“Everyone is just going for the lowest brokerage, given the fact that new SEBI regulations, your funds, etc. are relatively safe. So it is not that the brokerages can turn rogue and run away with your money. So to that extent, there is very little to distinguish from one broker to the other. So I do not like brokerage stocks because I do not think they have any real moat going for them. I am not looking to invest in these sectors at all,” says Sandip Sabharwal, asksandipsabharwal.com.
We are in the middle of a bull run, we are in the middle of what could be called as a strong financial inclusion, we are in the middle of what could be called as a multi-year theme, but AMC stocks, brokerage stocks, all of them are at multi-month lows?
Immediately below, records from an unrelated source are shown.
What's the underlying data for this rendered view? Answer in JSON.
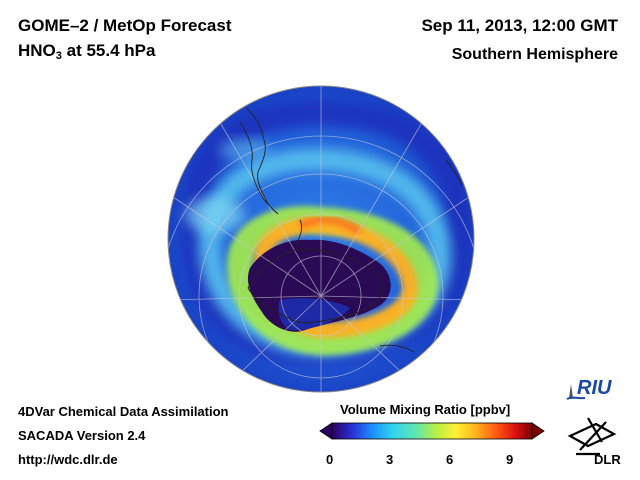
{
  "header": {
    "title_line1": "GOME–2 / MetOp Forecast",
    "species": "HNO",
    "species_sub": "3",
    "level": " at 55.4 hPa",
    "date": "Sep 11, 2013, 12:00 GMT",
    "hemisphere": "Southern Hemisphere"
  },
  "footer": {
    "line1": "4DVar Chemical Data Assimilation",
    "line2": "SACADA Version 2.4",
    "line3": "http://wdc.dlr.de"
  },
  "colorbar": {
    "title": "Volume Mixing Ratio [ppbv]",
    "ticks": [
      "0",
      "3",
      "6",
      "9"
    ],
    "range": [
      0,
      10
    ],
    "colors": [
      "#2a0060",
      "#2b2fd6",
      "#1c8dfc",
      "#2fd3f0",
      "#5fe6b0",
      "#b9ef45",
      "#fff033",
      "#ffb21d",
      "#ff5a14",
      "#d80f10",
      "#7a0000"
    ]
  },
  "logos": {
    "riu": "RIU",
    "dlr": "DLR"
  },
  "map": {
    "projection": "orthographic, South Pole centered",
    "field": "HNO3 volume mixing ratio",
    "colors": {
      "ocean_background": "#1c62d6",
      "polar_vortex_core": "#2a0a55",
      "collar_high": "#ffb020",
      "collar_mid": "#bfef45",
      "midlat_cyan": "#56c8f0"
    }
  }
}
Both of them are suffering from a sort of profitability squeeze. Margins are coming down despite the business growing and the squeeze in margins is such that the growth cannot compensate for it. So I think that is the challenge which brokerages as well as AMCs are facing. Most of the AMC products have been typically underperformers and that is also leading to investors moving out and looking at other avenues. So they are incrementally losing market share although the SIP inflows continue to be strong. From the brokerage’s perspective, there is very little to distinguish one from the other. Everyone is just going for the lowest brokerage, given the fact that new SEBI regulations, your funds, etc. are relatively safe. So it is not that the brokerages can turn rogue and run away with your money. So to that extent, there is very little to distinguish from one broker to the other. So I do not like brokerage stocks because I do not think they have any real moat going for them. I am not looking to invest in these sectors at all.
You have liked Bharat Forge in the past, time to revisit that one?
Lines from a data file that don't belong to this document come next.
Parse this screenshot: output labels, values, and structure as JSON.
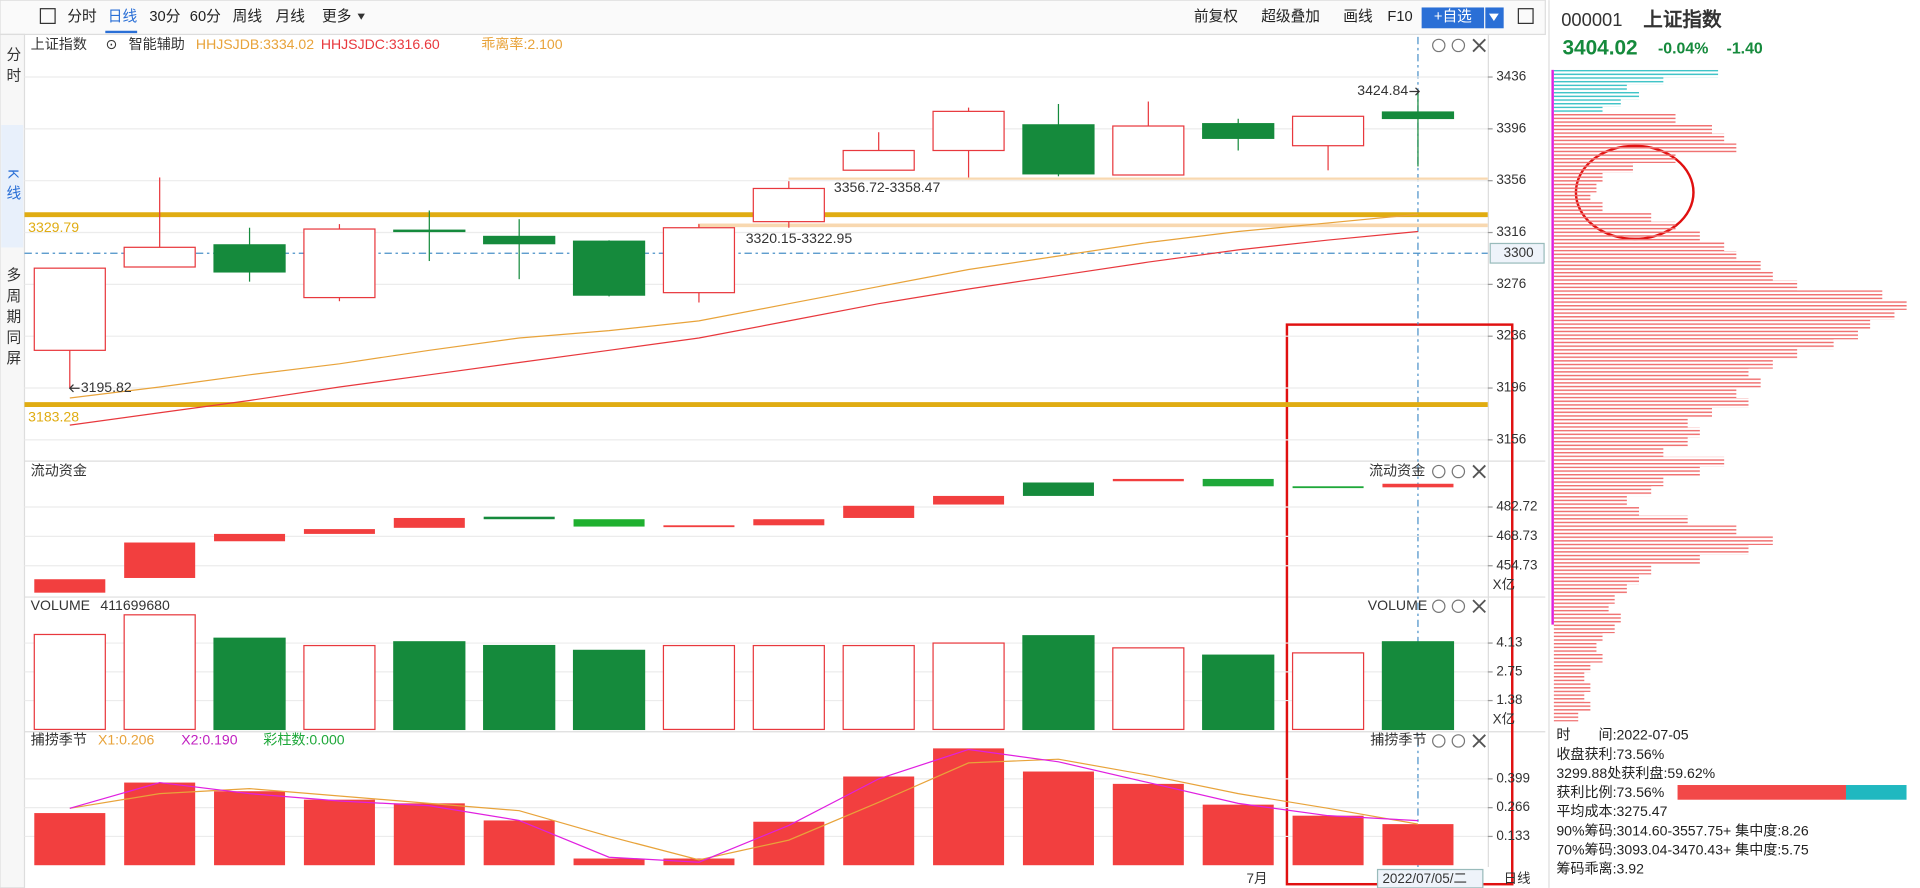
{
  "toolbar": {
    "left": [
      "分时",
      "日线",
      "30分",
      "60分",
      "周线",
      "月线",
      "更多"
    ],
    "right": [
      "前复权",
      "超级叠加",
      "画线",
      "F10",
      "+自选"
    ]
  },
  "sidebar": [
    "分时",
    "K线",
    "多周期同屏"
  ],
  "quote": {
    "code": "000001",
    "name": "上证指数",
    "price": 3404.02,
    "change_pct": "-0.04%",
    "change": "-1.40"
  },
  "chart_data": [
    {
      "type": "candlestick",
      "title": "上证指数",
      "assist": "智能辅助",
      "indicators": [
        "HHJSJDB:3334.02",
        "HHJSJDC:3316.60",
        "乖离率:2.100"
      ],
      "open": [
        3225.1,
        3289.4,
        3306.5,
        3265.8,
        3317.8,
        3313.0,
        3309.3,
        3269.6,
        3324.4,
        3364.1,
        3379.3,
        3399.1,
        3360.4,
        3400.0,
        3383.0,
        3409.0
      ],
      "high": [
        3288.5,
        3358.5,
        3319.7,
        3322.5,
        3333.0,
        3326.3,
        3310.0,
        3322.5,
        3355.6,
        3393.4,
        3412.4,
        3415.2,
        3417.1,
        3403.8,
        3405.7,
        3424.84
      ],
      "low": [
        3195.82,
        3289.4,
        3278.1,
        3263.0,
        3294.0,
        3280.0,
        3266.7,
        3262.0,
        3319.7,
        3364.1,
        3358.5,
        3359.4,
        3360.4,
        3379.3,
        3364.0,
        3367.0
      ],
      "close": [
        3288.5,
        3304.6,
        3285.6,
        3318.7,
        3316.8,
        3307.4,
        3267.7,
        3319.7,
        3350.0,
        3379.3,
        3409.5,
        3361.3,
        3398.2,
        3388.7,
        3405.7,
        3404.02
      ],
      "up_color": "#e8383d",
      "down_color": "#158a3c",
      "lines": [
        {
          "color": "#e8a33a",
          "values": [
            3188.3,
            3196.8,
            3206.2,
            3214.7,
            3225.1,
            3234.6,
            3240.3,
            3247.8,
            3261.1,
            3274.3,
            3287.5,
            3297.9,
            3308.3,
            3316.8,
            3323.4,
            3330.0
          ]
        },
        {
          "color": "#e8383d",
          "values": [
            3167.4,
            3176.9,
            3186.4,
            3196.8,
            3206.2,
            3215.7,
            3225.1,
            3234.6,
            3247.8,
            3261.1,
            3272.4,
            3282.8,
            3293.2,
            3302.6,
            3310.2,
            3316.8
          ]
        }
      ],
      "hlines": [
        {
          "value": 3329.79,
          "color": "#e0ac12"
        },
        {
          "value": 3183.28,
          "color": "#e0ac12"
        }
      ],
      "bands": [
        {
          "low": 3356.72,
          "high": 3358.47,
          "label": "3356.72-3358.47"
        },
        {
          "low": 3320.15,
          "high": 3322.95,
          "label": "3320.15-3322.95"
        }
      ],
      "crosshair": 3300,
      "ylim": [
        3141,
        3467
      ],
      "yticks": [
        3436,
        3396,
        3356,
        3316,
        3276,
        3236,
        3196,
        3156
      ],
      "grid": true
    },
    {
      "type": "floating-bar",
      "title": "流动资金",
      "unit": "X亿",
      "low": [
        441.9,
        448.9,
        466.4,
        469.9,
        472.8,
        476.9,
        473.4,
        473.4,
        474.0,
        477.5,
        483.9,
        488.0,
        495.0,
        492.6,
        492.1,
        492.1
      ],
      "high": [
        448.3,
        465.8,
        469.9,
        472.2,
        477.5,
        478.1,
        476.9,
        474.0,
        476.9,
        483.3,
        488.0,
        494.4,
        496.1,
        496.1,
        492.6,
        493.8
      ],
      "colors": [
        "#f23f3f",
        "#f23f3f",
        "#f23f3f",
        "#f23f3f",
        "#f23f3f",
        "#158a3c",
        "#1fb02f",
        "#f23f3f",
        "#f23f3f",
        "#f23f3f",
        "#f23f3f",
        "#158a3c",
        "#f23f3f",
        "#1fa83a",
        "#1fa83a",
        "#f23f3f"
      ],
      "ylim": [
        440.1,
        503.7
      ],
      "yticks": [
        482.72,
        468.73,
        454.73
      ],
      "grid": true
    },
    {
      "type": "bar",
      "title": "VOLUME",
      "current": 411699680,
      "unit": "X亿",
      "values": [
        4.54,
        5.48,
        4.36,
        4.01,
        4.19,
        4.01,
        3.78,
        4.01,
        4.01,
        4.01,
        4.13,
        4.48,
        3.9,
        3.55,
        3.66,
        4.19
      ],
      "colors": [
        "#e8383d",
        "#e8383d",
        "#158a3c",
        "#e8383d",
        "#158a3c",
        "#158a3c",
        "#158a3c",
        "#e8383d",
        "#e8383d",
        "#e8383d",
        "#e8383d",
        "#158a3c",
        "#e8383d",
        "#158a3c",
        "#e8383d",
        "#158a3c"
      ],
      "ylim": [
        0,
        6.3
      ],
      "yticks": [
        4.13,
        2.75,
        1.38
      ],
      "grid": true
    },
    {
      "type": "bar-line",
      "title": "捕捞季节",
      "indicators": [
        "X1:0.206",
        "X2:0.190",
        "彩柱数:0.000"
      ],
      "color": "#f23f3f",
      "values": [
        0.241,
        0.382,
        0.342,
        0.303,
        0.286,
        0.207,
        0.031,
        0.031,
        0.201,
        0.41,
        0.54,
        0.433,
        0.376,
        0.28,
        0.229,
        0.19
      ],
      "lines": [
        {
          "color": "#e8a33a",
          "values": [
            0.263,
            0.331,
            0.354,
            0.32,
            0.286,
            0.252,
            0.133,
            0.025,
            0.116,
            0.291,
            0.473,
            0.49,
            0.416,
            0.331,
            0.263,
            0.19
          ]
        },
        {
          "color": "#e020e0",
          "values": [
            0.263,
            0.382,
            0.331,
            0.297,
            0.275,
            0.207,
            0.037,
            0.014,
            0.184,
            0.399,
            0.535,
            0.478,
            0.382,
            0.286,
            0.229,
            0.206
          ]
        }
      ],
      "ylim": [
        0,
        0.614
      ],
      "yticks": [
        0.399,
        0.266,
        0.133
      ],
      "grid": true
    },
    {
      "type": "profile",
      "xlim": [
        0,
        300
      ],
      "series": [
        {
          "color": "#40c4c8",
          "values": [
            135,
            90,
            60,
            70,
            55,
            40
          ]
        },
        {
          "color": "#f07272",
          "values": [
            100,
            130,
            140,
            150,
            100,
            65,
            40,
            35,
            30,
            40,
            80,
            100,
            120,
            140,
            150,
            170,
            180,
            200,
            270,
            290,
            280,
            260,
            250,
            230,
            200,
            180,
            160,
            170,
            150,
            160,
            130,
            110,
            120,
            110,
            90,
            140,
            120,
            90,
            80,
            60,
            70,
            110,
            150,
            180,
            160,
            120,
            80,
            70,
            60,
            50,
            45,
            55,
            50,
            40,
            35,
            40,
            30,
            25,
            30,
            25,
            30,
            20
          ]
        }
      ]
    }
  ],
  "chip_info": [
    "时　　间:2022-07-05",
    "收盘获利:73.56%",
    "3299.88处获利盘:59.62%",
    "获利比例:73.56%",
    "平均成本:3275.47",
    "90%筹码:3014.60-3557.75+ 集中度:8.26",
    "70%筹码:3093.04-3470.43+ 集中度:5.75",
    "筹码乖离:3.92"
  ],
  "profit_ratio": 73.56,
  "x_axis": {
    "month": "7月",
    "date": "2022/07/05/二",
    "period": "日线"
  }
}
I think so. I think it is reasonably priced. It had a run up above 900. Then there were some disappointing result prints as well as the news flow from the US related to Class 8 truck orders, which has incrementally a lesser play these days for Bharat Forge but that is what somehow the analysts in the market seem to be tracking.
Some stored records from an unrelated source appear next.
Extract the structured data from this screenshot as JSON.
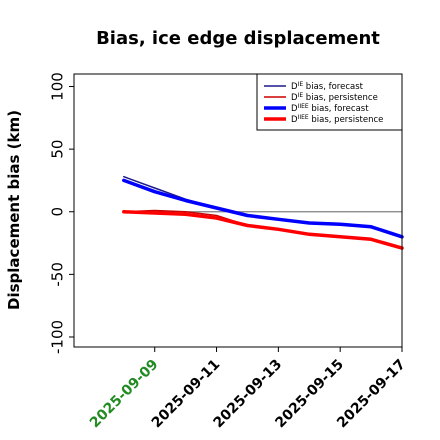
{
  "chart_data": {
    "type": "line",
    "title": "Bias, ice edge displacement",
    "xlabel": "",
    "ylabel": "Displacement bias (km)",
    "ylim": [
      -108,
      110
    ],
    "xlim": [
      "2025-09-06",
      "2025-09-17"
    ],
    "x_ticks": [
      "2025-09-09",
      "2025-09-11",
      "2025-09-13",
      "2025-09-15",
      "2025-09-17"
    ],
    "x_tick_highlight": "2025-09-09",
    "y_ticks": [
      100,
      50,
      0,
      -50,
      -100
    ],
    "grid": false,
    "zero_line": true,
    "legend_position": "top-right",
    "x": [
      "2025-09-08",
      "2025-09-09",
      "2025-09-10",
      "2025-09-11",
      "2025-09-12",
      "2025-09-13",
      "2025-09-14",
      "2025-09-15",
      "2025-09-16",
      "2025-09-17"
    ],
    "series": [
      {
        "name_base": "D",
        "name_sup": "IE",
        "name_rest": " bias, forecast",
        "color": "#1a1a8c",
        "width": 1.5,
        "values": [
          28,
          19,
          10,
          3,
          -3,
          -6,
          -9,
          -10,
          -12,
          -20
        ]
      },
      {
        "name_base": "D",
        "name_sup": "IE",
        "name_rest": " bias, persistence",
        "color": "#cc0000",
        "width": 1.5,
        "values": [
          0,
          1,
          0,
          -3,
          -11,
          -14,
          -18,
          -20,
          -22,
          -29
        ]
      },
      {
        "name_base": "D",
        "name_sup": "IIEE",
        "name_rest": " bias, forecast",
        "color": "#0000ff",
        "width": 3.5,
        "values": [
          25,
          16,
          9,
          3,
          -3,
          -6,
          -9,
          -10,
          -12,
          -20
        ]
      },
      {
        "name_base": "D",
        "name_sup": "IIEE",
        "name_rest": " bias, persistence",
        "color": "#ff0000",
        "width": 3.5,
        "values": [
          0,
          -1,
          -2,
          -5,
          -11,
          -14,
          -18,
          -20,
          -22,
          -29
        ]
      }
    ]
  },
  "colors": {
    "axis": "#000000",
    "highlight_tick": "#228B22",
    "zero_line": "#808080"
  }
}
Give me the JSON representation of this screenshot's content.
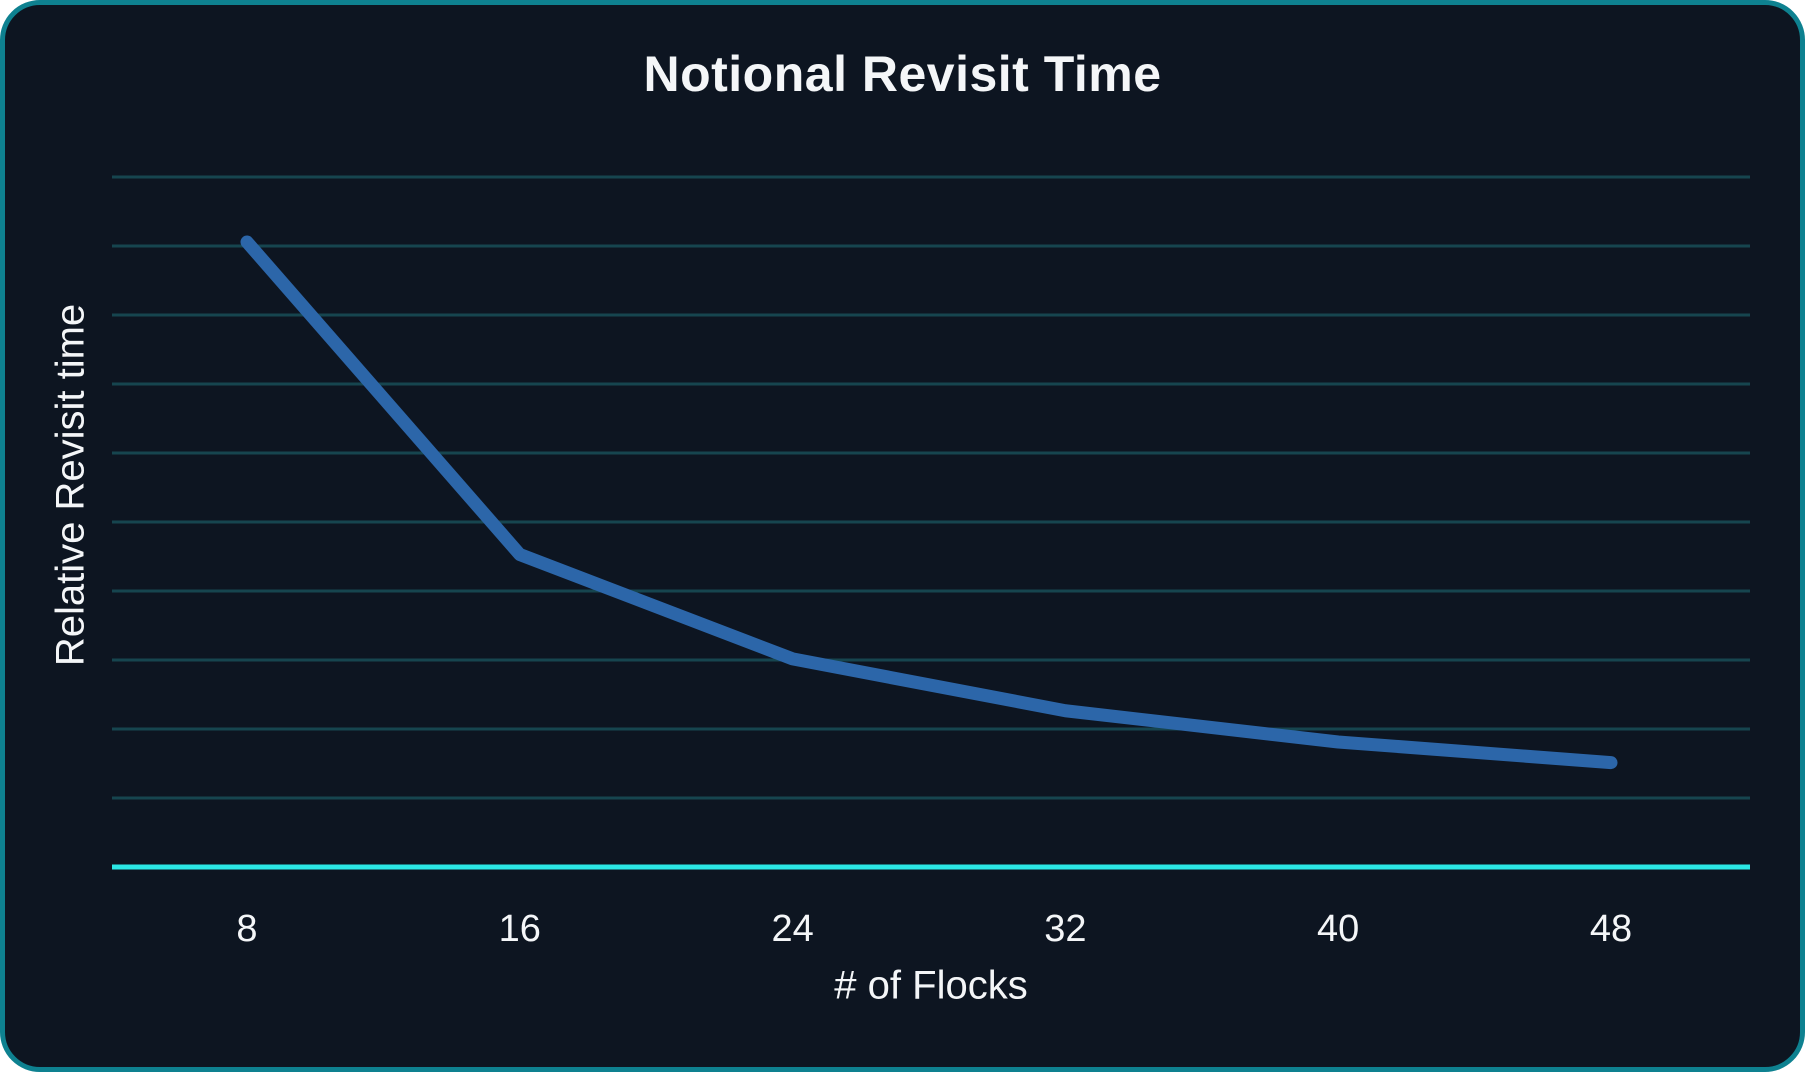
{
  "page": {
    "title": "Notional Revisit Time"
  },
  "chart_data": {
    "type": "line",
    "title": "Notional Revisit Time",
    "xlabel": "# of Flocks",
    "ylabel": "Relative Revisit time",
    "categories": [
      "8",
      "16",
      "24",
      "32",
      "40",
      "48"
    ],
    "series": [
      {
        "name": "Relative revisit time",
        "values": [
          1.0,
          0.5,
          0.333,
          0.25,
          0.2,
          0.167
        ]
      }
    ],
    "ylim": [
      0,
      1.1
    ],
    "y_tick_labels_shown": false,
    "gridlines": "horizontal",
    "gridline_count": 10,
    "legend": "none",
    "colors": {
      "background": "#0d1521",
      "card_border": "#0e8190",
      "gridline": "#16454f",
      "x_axis_line": "#2be7e5",
      "data_line": "#2c66a9",
      "text": "#f4f6f8"
    }
  }
}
So I think it is reasonably priced. It needs some trigger for it to perform as in from some good quarterly result, etc. But strategically, what the company is doing in terms of diversification into various other spaces like defence or aerospace or other industries, I think that will bear fruit going forward. I would think that it should be a decent play at the current prices.
Do you think the worst for some of these Paytm, PB Fintech, etc. is behind us?
Worst in terms of performance, yes, one could say that the kind of losses they were making, I think the losses will come down but does that create an opportunity for investors to make a sustainable play? It is still doubtful because of their business models. For example, Paytm, if you see the entire improvement in profitability or whatever they are talking of is coming from their loan origination where they earn commissions on originating loans. That is not a high PE business because it is just like a commission agent working like a commission agent. So I do not see these companies getting built in a manner where one can say that they will have some sort of moat for years to come. I would be sceptical buying into these companies.
I wonder if you track both of these counters and what the outlook is on HEG and Graphite?
I think it is going to be a challenging time for them, especially given the fact that if you look at where the steel cycle is going, steel prices in China are back to 2022 lows after rallying more than 20% from there. That will put pressure on global, all the incremental sort of ancillary industries and we could also see production cuts etc. coming up. So I do not think there is any big story in these stocks at this stage.
The real go-to area right now is the entire urban luxury or the niche consumption space, whether it is watches, cars, wine company like Sula. What looks interesting in that space because typically how economies move is that the niche consumption which is dominated by the affluent class, that in a growing economy always does well? And if India is headed towards what happened to US in terms of an economy, these categories and some of the specific categories are only going to explode.
Yes, I think niche consumption will do well. Unfortunately, most of it tends to be in global brands and to that extent what we are seeing is premium global brands on the consumption space are doing much better now in India than some of the medium to lower priced products.
But I think giving specific example that the stage is tough, so I think from the companies which recently listed maybe something like a Vedant Fashion could be a gainer in this but there also the valuation at this stage seems to be a bit excessive.
Sula Vineyard etc. although the wine consumption is growing but if you look at the pace of their growth etc I think it is not so exciting that we give very high PEs to that.
What you are advising when it comes to the entire cement basket?
Cement is an intriguing space at this stage because on one hand we are seeing that the cement companies are unable to pass on price hikes. So they try but the prices come back because supply is so strong. On the other hand we have got good demand trends and a complete collapse of sort of input cost pressures and which will aid their profitability. And that is the reason why the stocks have also gone up so much. It is a very tough sector to call frankly. So there are tailwinds which at this stage look better than the fact that they are unable to increase prices. So I would say that people can buy these stocks but I think at somewhat lower valuations.